Treatment: But it only gives lip service to treatment, simply referring addicts to treatment centers while it cuts their funding and removes the judicial incentives to avail oneself of them.
                            
Recovery Act:  But the only thing it actually “recovers” is the money it takes from our children’s education.


“The LORD detests lying lips, but He delights in people who are trustworthy.” Proverbs 12:22


We have four serious objections to this Measure. First, through decriminalization, 110 removes the current strong messaging that these drugs are very harmful. It’s primary effect would be the decriminalization of user amounts of heroin, methamphetamine, ecstasy, LSD, psilocybin, etc.. This would apply to juveniles and adults alike. Decriminalization sends the message that these drugs are not really all that bad or dangerous.

As if this is not bad enough, it would, second, decouple these drug offenses from the justice system, which currently provides strong incentives to enter drug addiction treatment facilities. These systems have been established to break the devastating cycle of addiction. Many addicts say that if they hadn’t been arrested and then ordered to a treatment center, they would have died from their addiction.
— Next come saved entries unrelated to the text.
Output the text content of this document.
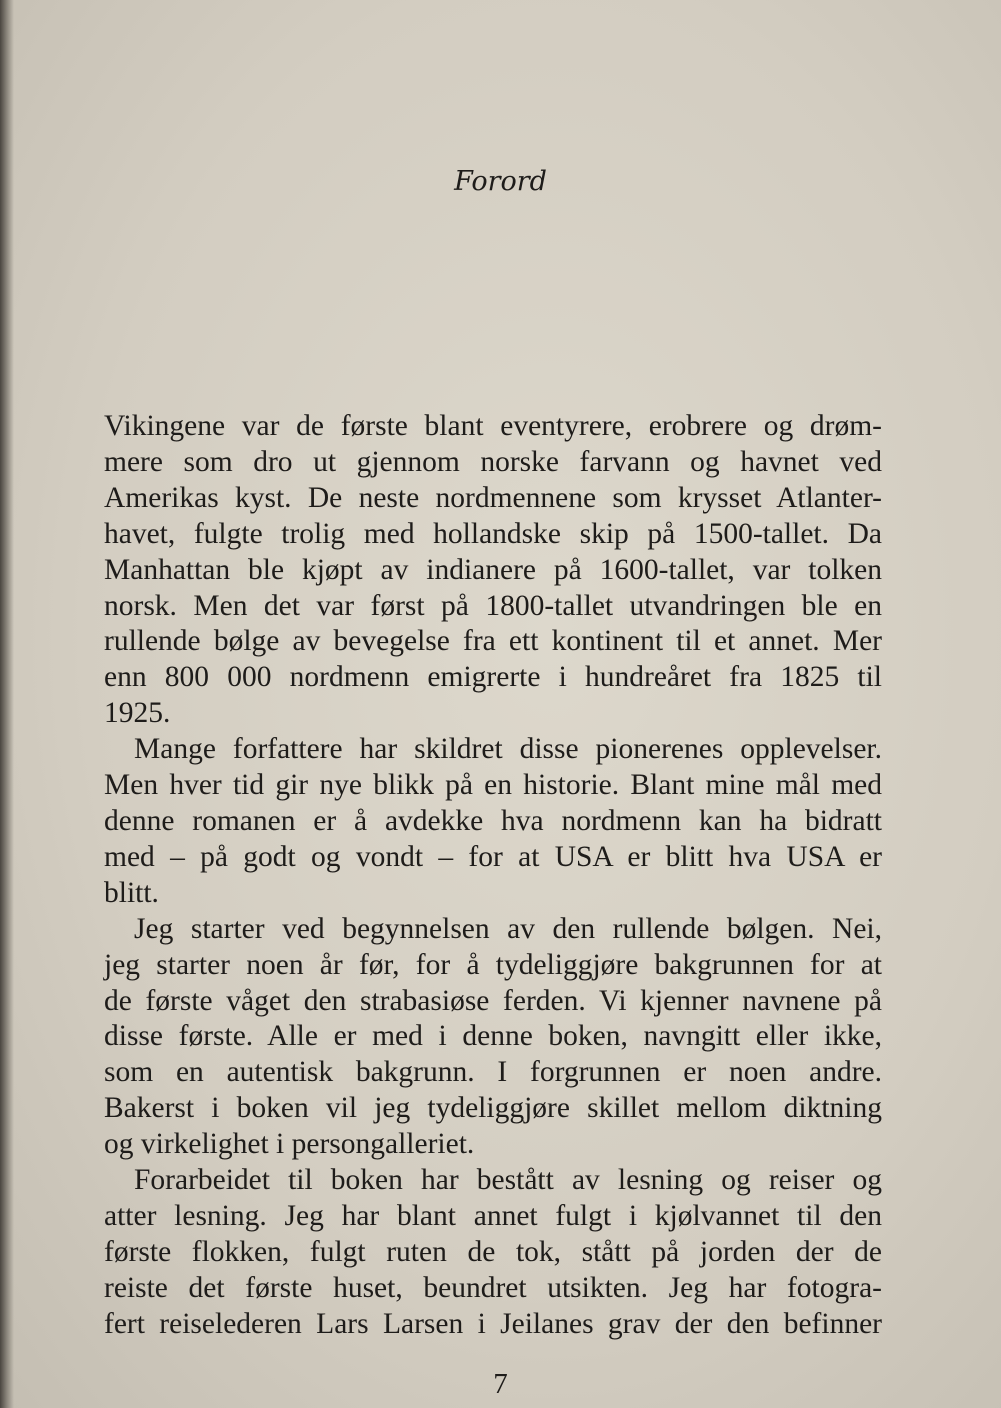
Forord

Vikingene var de første blant eventyrere, erobrere og drøm-
mere som dro ut gjennom norske farvann og havnet ved
Amerikas kyst. De neste nordmennene som krysset Atlanter-
havet, fulgte trolig med hollandske skip på 1500-tallet. Da
Manhattan ble kjøpt av indianere på 1600-tallet, var tolken
norsk. Men det var først på 1800-tallet utvandringen ble en
rullende bølge av bevegelse fra ett kontinent til et annet. Mer
enn 800 000 nordmenn emigrerte i hundreåret fra 1825 til
1925.

Mange forfattere har skildret disse pionerenes opplevelser.
Men hver tid gir nye blikk på en historie. Blant mine mål med
denne romanen er å avdekke hva nordmenn kan ha bidratt
med – på godt og vondt – for at USA er blitt hva USA er
blitt.

Jeg starter ved begynnelsen av den rullende bølgen. Nei,
jeg starter noen år før, for å tydeliggjøre bakgrunnen for at
de første våget den strabasiøse ferden. Vi kjenner navnene på
disse første. Alle er med i denne boken, navngitt eller ikke,
som en autentisk bakgrunn. I forgrunnen er noen andre.
Bakerst i boken vil jeg tydeliggjøre skillet mellom diktning
og virkelighet i persongalleriet.

Forarbeidet til boken har bestått av lesning og reiser og
atter lesning. Jeg har blant annet fulgt i kjølvannet til den
første flokken, fulgt ruten de tok, stått på jorden der de
reiste det første huset, beundret utsikten. Jeg har fotogra-
fert reiselederen Lars Larsen i Jeilanes grav der den befinner

7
As the saying goes “You have to feel the heat before you see the light” But 110 removes the current justice system incentives to enter residential treatment centers. There is a consensus of those tackling the problem of drug addiction that residential treatment facilities are the most effective means of helping addicts break with their addiction and be restored to health and true liberty.


Third, Measure 110 does nothing to add treatment beds. 110’s assessment centers can only refer addicts to treatment centers. But Measure 110 does not provide any funding for treatment beds and instead removes money from these sorts of services. The predictable result would be to increase
addiction, leading to a whole host of ill effects, including mental illness, child abuse and neglect, homelessness, crime that supports the addicted, poor health outcomes, suicides, and overdoses. This isn’t just informed speculation. These are the actual results of a similar approach tried in San Francisco.

It is said that the road to hell is paved with good intentions. Similarly, God’s word says that “The tender mercies of the wicked turn out to be cruel.” (Proverbs 12:10). Measure 110 is cruel to those it purports to help and will increase some of the most intractable problems of our state.


Fourth and finally, 110 is primarily funded by removing over seventy million dollars from our K- 12 schools, creating yet another budget hole, resulting in yet more taxes.


We urge you to vote No on Measure 110.